Upon watching the movie Arrival, I’ve been provoked into questioning things that hurt my mind to question because they are so incomprehensible that to question them is an utter disaster. Let me lead you through my thought process.
First off, language. What is language? Why do we all speak different languages? Further, how does language affect how we think and feel? There is a language in Northern Australia called Guugu Yimithirr that doesn’t have words for left, right, front or back, instead they use south, east, north and west to portray direction. They don’t see someone standing in front of building, they see someone standing north of a building. How does this distinction make their sense of position in the universe different? Words to express love are different in every language. While English speakers call each other “honey” or “love” to show affection the Romans said “animae dimidium meae” meaning “the other half of my soul” and the French say things like, “dans tes bras c’est mon destin” meaning “my destiny is in your arms.” How do the words we use to describe people affect how we see them? During war we have a tendency to distance ourselves from the enemy using derogatory nicknames, allowing us to see them as inferior and therefore making it easier for us to kill them. The names we call them affect our mind to such an extent that we begin to perceive them as lesser beings than us, essentially as animals.

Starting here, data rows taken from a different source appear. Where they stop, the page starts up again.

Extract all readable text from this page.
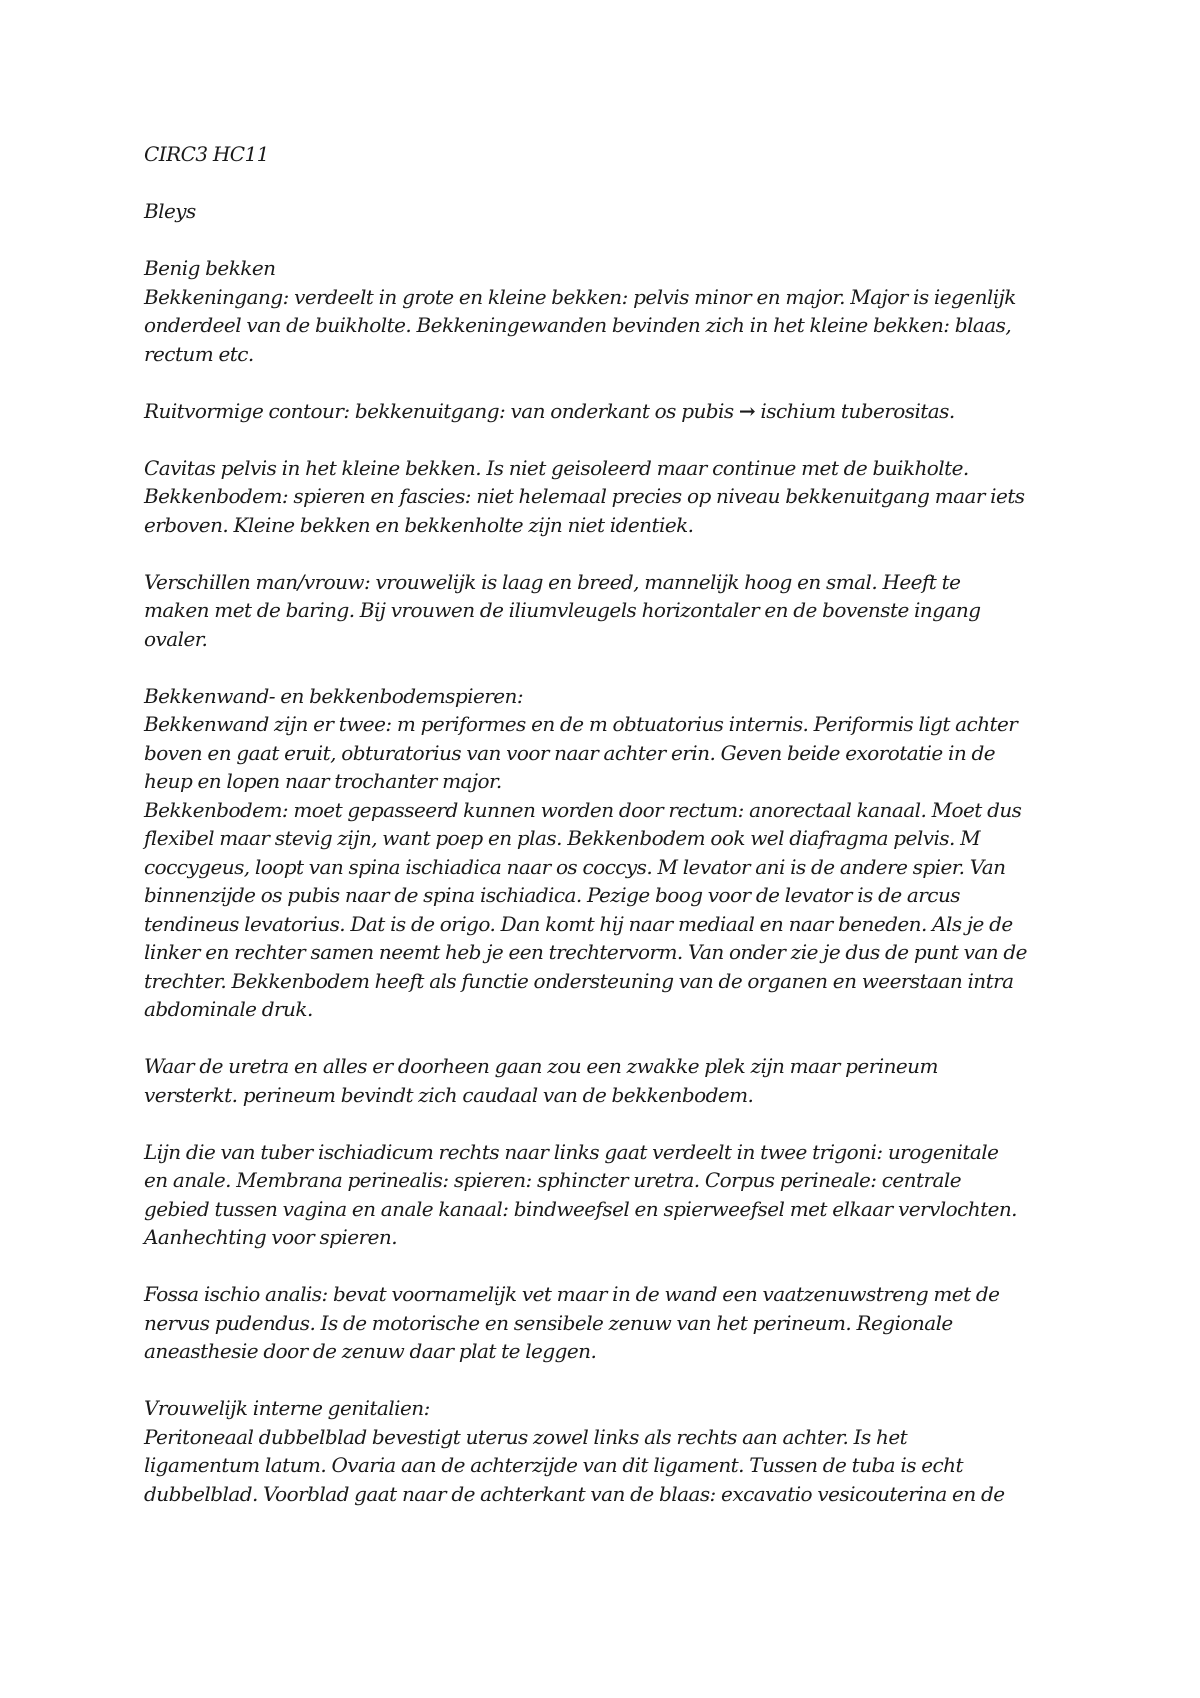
CIRC3 HC11
Bleys
Benig bekken
Bekkeningang: verdeelt in grote en kleine bekken: pelvis minor en major. Major is iegenlijk
onderdeel van de buikholte. Bekkeningewanden bevinden zich in het kleine bekken: blaas,
rectum etc.
Ruitvormige contour: bekkenuitgang: van onderkant os pubis → ischium tuberositas.
Cavitas pelvis in het kleine bekken. Is niet geisoleerd maar continue met de buikholte.
Bekkenbodem: spieren en fascies: niet helemaal precies op niveau bekkenuitgang maar iets
erboven. Kleine bekken en bekkenholte zijn niet identiek.
Verschillen man/vrouw: vrouwelijk is laag en breed, mannelijk hoog en smal. Heeft te
maken met de baring. Bij vrouwen de iliumvleugels horizontaler en de bovenste ingang
ovaler.
Bekkenwand- en bekkenbodemspieren:
Bekkenwand zijn er twee: m periformes en de m obtuatorius internis. Periformis ligt achter
boven en gaat eruit, obturatorius van voor naar achter erin. Geven beide exorotatie in de
heup en lopen naar trochanter major.
Bekkenbodem: moet gepasseerd kunnen worden door rectum: anorectaal kanaal. Moet dus
flexibel maar stevig zijn, want poep en plas. Bekkenbodem ook wel diafragma pelvis. M
coccygeus, loopt van spina ischiadica naar os coccys. M levator ani is de andere spier. Van
binnenzijde os pubis naar de spina ischiadica. Pezige boog voor de levator is de arcus
tendineus levatorius. Dat is de origo. Dan komt hij naar mediaal en naar beneden. Als je de
linker en rechter samen neemt heb je een trechtervorm. Van onder zie je dus de punt van de
trechter. Bekkenbodem heeft als functie ondersteuning van de organen en weerstaan intra
abdominale druk.
Waar de uretra en alles er doorheen gaan zou een zwakke plek zijn maar perineum
versterkt. perineum bevindt zich caudaal van de bekkenbodem.
Lijn die van tuber ischiadicum rechts naar links gaat verdeelt in twee trigoni: urogenitale
en anale. Membrana perinealis: spieren: sphincter uretra. Corpus perineale: centrale
gebied tussen vagina en anale kanaal: bindweefsel en spierweefsel met elkaar vervlochten.
Aanhechting voor spieren.
Fossa ischio analis: bevat voornamelijk vet maar in de wand een vaatzenuwstreng met de
nervus pudendus. Is de motorische en sensibele zenuw van het perineum. Regionale
aneasthesie door de zenuw daar plat te leggen.
Vrouwelijk interne genitalien:
Peritoneaal dubbelblad bevestigt uterus zowel links als rechts aan achter. Is het
ligamentum latum. Ovaria aan de achterzijde van dit ligament. Tussen de tuba is echt
dubbelblad. Voorblad gaat naar de achterkant van de blaas: excavatio vesicouterina en de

Language is that powerful.
Then there’s the fact that the written English language writes how it sounds, but ancients Egyptians used hieroglyphics, which write as they are seen. While our writing uses words to tell stories, hieroglyphics uses visuals to tell stories. Imagine trying to write a text to your mom about your day but you can’t describe it with letters you have to describe it how you saw with symbols that have no correlation to how the word actually sounds. How do you pronounce hieroglyphics? How do you speak them? You don’t. Because the way you read hieroglyphics has no correlation as to how you pronounce the words you are reading. Our minds feeble English minds just don’t work like that.

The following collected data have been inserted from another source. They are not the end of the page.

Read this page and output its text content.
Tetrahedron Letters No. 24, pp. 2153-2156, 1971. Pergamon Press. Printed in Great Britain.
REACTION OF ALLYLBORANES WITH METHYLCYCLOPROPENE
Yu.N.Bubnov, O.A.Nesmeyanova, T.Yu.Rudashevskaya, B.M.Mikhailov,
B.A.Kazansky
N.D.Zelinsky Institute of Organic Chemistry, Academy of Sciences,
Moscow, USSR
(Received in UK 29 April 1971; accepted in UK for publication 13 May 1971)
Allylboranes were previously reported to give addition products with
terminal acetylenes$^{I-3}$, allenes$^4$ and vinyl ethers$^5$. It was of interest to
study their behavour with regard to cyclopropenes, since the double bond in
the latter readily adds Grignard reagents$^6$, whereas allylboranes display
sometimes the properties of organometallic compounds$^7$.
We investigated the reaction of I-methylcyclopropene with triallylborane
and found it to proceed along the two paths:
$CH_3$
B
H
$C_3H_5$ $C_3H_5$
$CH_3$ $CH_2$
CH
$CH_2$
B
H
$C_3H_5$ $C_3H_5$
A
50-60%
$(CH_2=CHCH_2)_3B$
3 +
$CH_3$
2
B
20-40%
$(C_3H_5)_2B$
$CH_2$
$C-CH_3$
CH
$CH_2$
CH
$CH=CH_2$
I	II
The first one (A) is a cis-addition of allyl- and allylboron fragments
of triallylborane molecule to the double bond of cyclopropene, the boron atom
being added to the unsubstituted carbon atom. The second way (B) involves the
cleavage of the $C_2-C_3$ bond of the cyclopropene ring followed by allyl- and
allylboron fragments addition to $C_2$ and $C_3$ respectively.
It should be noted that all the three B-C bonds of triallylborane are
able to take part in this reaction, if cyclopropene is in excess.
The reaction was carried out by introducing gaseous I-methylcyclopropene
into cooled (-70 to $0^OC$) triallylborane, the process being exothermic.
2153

Then, I started thinking about letters and I arrived at a terrifying conclusion. Why is our alphabet recited in the order that it is? A, B, C, D, E etc. etc. has no actual reason to be in that order. Alphabetical order has no reason to be in that specific alphabetical order. They could have at least done us all a favor and put the vowels first and the consonants second or vice versa, or structure it so that similar sounds are grouped together. But no. We’re stuck with A, B, C, D and poor Z is left at the end. Shoutout to all the kids who got called on last in literally everything in middle school because the order of our alphabet makes no sense. No thanks to you Aaron, you get to choose your crayons first because you have two A’s at the beginning of your name. Thanks Aaron!

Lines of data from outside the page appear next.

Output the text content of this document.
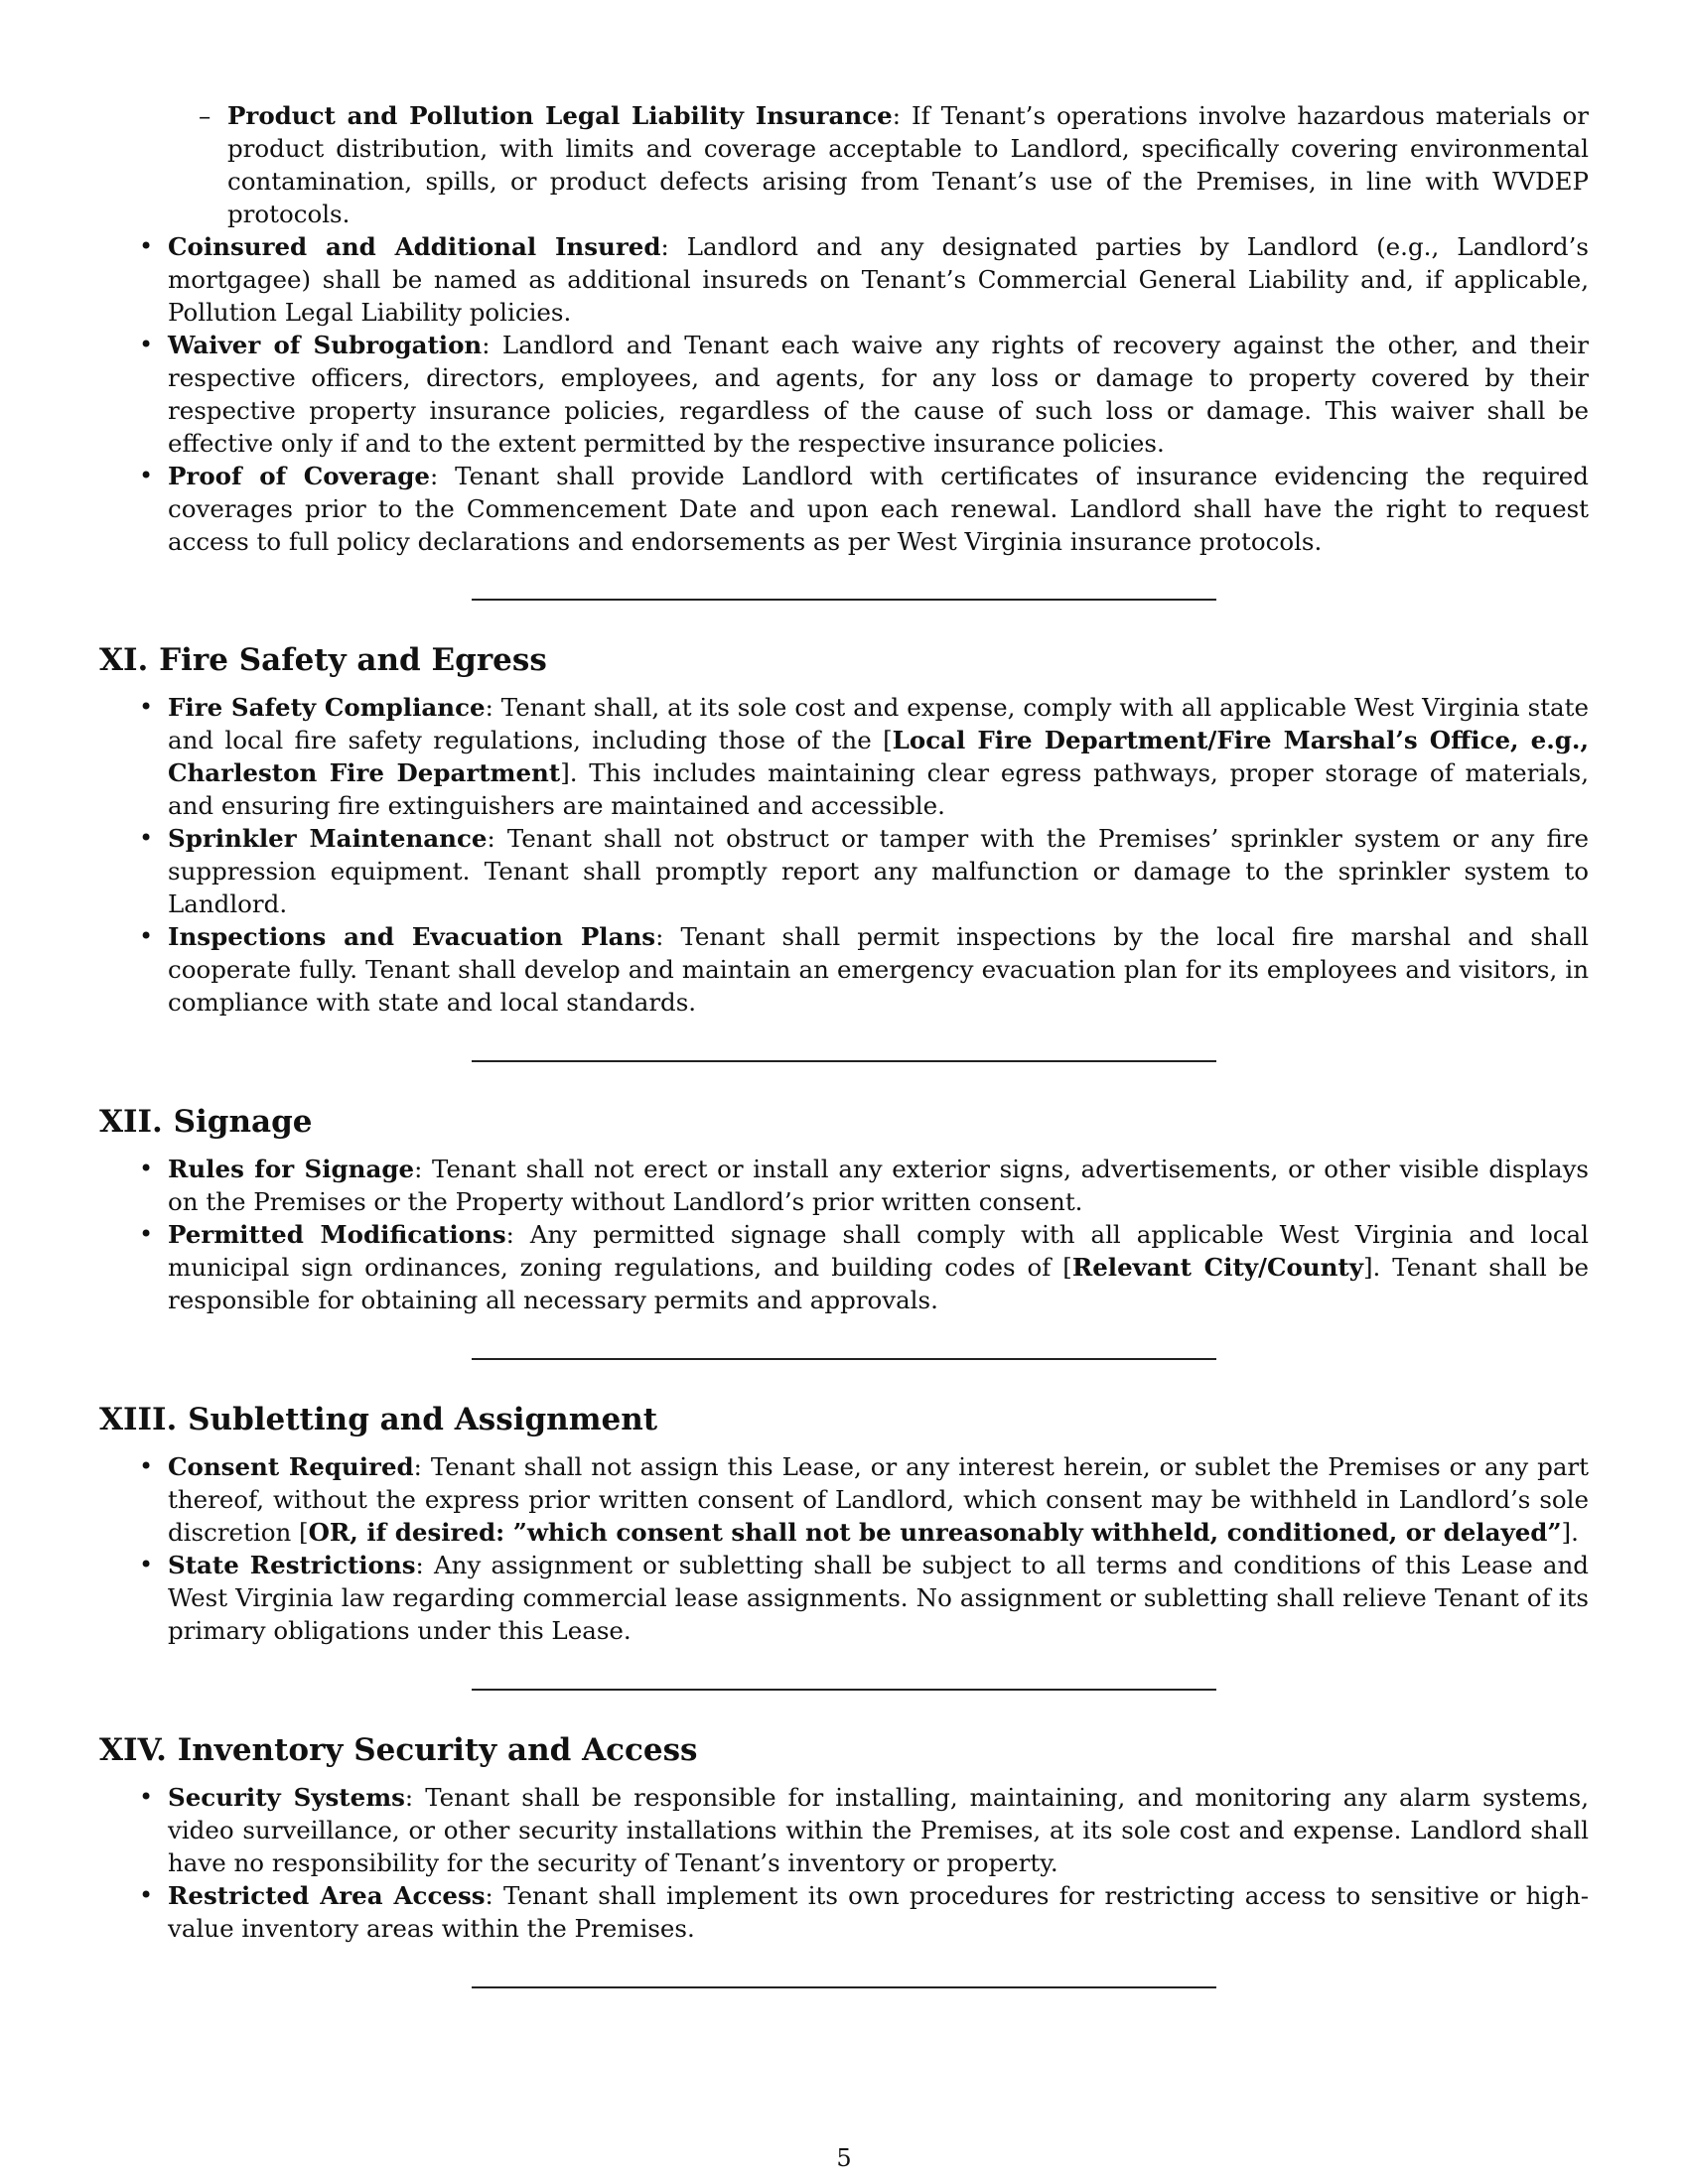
– Product and Pollution Legal Liability Insurance: If Tenant’s operations involve hazardous materials or product distribution, with limits and coverage acceptable to Landlord, specifically covering environmental contamination, spills, or product defects arising from Tenant’s use of the Premises, in line with WVDEP protocols.
• Coinsured and Additional Insured: Landlord and any designated parties by Landlord (e.g., Landlord’s mortgagee) shall be named as additional insureds on Tenant’s Commercial General Liability and, if applicable, Pollution Legal Liability policies.
• Waiver of Subrogation: Landlord and Tenant each waive any rights of recovery against the other, and their respective officers, directors, employees, and agents, for any loss or damage to property covered by their respective property insurance policies, regardless of the cause of such loss or damage. This waiver shall be effective only if and to the extent permitted by the respective insurance policies.
• Proof of Coverage: Tenant shall provide Landlord with certificates of insurance evidencing the required coverages prior to the Commencement Date and upon each renewal. Landlord shall have the right to request access to full policy declarations and endorsements as per West Virginia insurance protocols.
XI. Fire Safety and Egress
• Fire Safety Compliance: Tenant shall, at its sole cost and expense, comply with all applicable West Virginia state and local fire safety regulations, including those of the [Local Fire Department/Fire Marshal’s Office, e.g., Charleston Fire Department]. This includes maintaining clear egress pathways, proper storage of materials, and ensuring fire extinguishers are maintained and accessible.
• Sprinkler Maintenance: Tenant shall not obstruct or tamper with the Premises’ sprinkler system or any fire suppression equipment. Tenant shall promptly report any malfunction or damage to the sprinkler system to Landlord.
• Inspections and Evacuation Plans: Tenant shall permit inspections by the local fire marshal and shall cooperate fully. Tenant shall develop and maintain an emergency evacuation plan for its employees and visitors, in compliance with state and local standards.
XII. Signage
• Rules for Signage: Tenant shall not erect or install any exterior signs, advertisements, or other visible displays on the Premises or the Property without Landlord’s prior written consent.
• Permitted Modifications: Any permitted signage shall comply with all applicable West Virginia and local municipal sign ordinances, zoning regulations, and building codes of [Relevant City/County]. Tenant shall be responsible for obtaining all necessary permits and approvals.
XIII. Subletting and Assignment
• Consent Required: Tenant shall not assign this Lease, or any interest herein, or sublet the Premises or any part thereof, without the express prior written consent of Landlord, which consent may be withheld in Landlord’s sole discretion [OR, if desired: ”which consent shall not be unreasonably withheld, conditioned, or delayed”].
• State Restrictions: Any assignment or subletting shall be subject to all terms and conditions of this Lease and West Virginia law regarding commercial lease assignments. No assignment or subletting shall relieve Tenant of its primary obligations under this Lease.
XIV. Inventory Security and Access
• Security Systems: Tenant shall be responsible for installing, maintaining, and monitoring any alarm systems, video surveillance, or other security installations within the Premises, at its sole cost and expense. Landlord shall have no responsibility for the security of Tenant’s inventory or property.
• Restricted Area Access: Tenant shall implement its own procedures for restricting access to sensitive or high-value inventory areas within the Premises.
5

This philosophical realization next prompted my thoughts about how numbers go on forever, or rather how you can have infinities that are bigger than other infinities. The numbers between 0 and 1 are infinite but the numbers between 1 and 100 are also infinite, meaning they’re both infinite but wouldn’t you think the numbers between 1 and 100 would be more infinite than the numbers between 0 and 1? The answer is it is. The theory of infinite sets was developed by Georg Cantor, who concluded that some infinite sets are vastly bigger than others when he argued that natural numbers are less numerous (that was an unintentional pun) than “real” numbers. Real numbers are numbers that can be represented as a decimal even if the decimal itself may be infinite. Trying to comprehend this requires a quiet space and calming music. How can infinity be bigger than itself? If the universe goes on forever, than who’s to say there aren’t other universes larger and more infinite than ours? And, if the universe goes on forever than infinity is getting bigger and bigger as the universe expands. Does this not make you feel incredibly small? And incredibly insignificant?
It made me feel so.
This leads me to my final thought, which is the importance of questioning what’s around you. Question your language. Question why you say expressions that you do. Where did they come from? What effect do your words have on others? Question your writing. Question why you write words the way you do. Why do certain words prompt certain thoughts? Question why things are the way they are. Question why you somehow remember every single song lyric from 2004 but not where you put your phone two minutes ago. Don’t settle for what’s accepted until you make sense of it for yourself. There is so much we do not know and so many things we cannot explain. We have access to the entire world now. We have computers, iPhones, planes that can take us anywhere and access to nearly every book and movie ever written or made. If you decide to waste your time looking at what your friends are doing or worrying about what other people think of you, you are wasting your potential. Some would argue that the purpose of life is to find your purpose. You won’t find it if you don’t first decide you want to.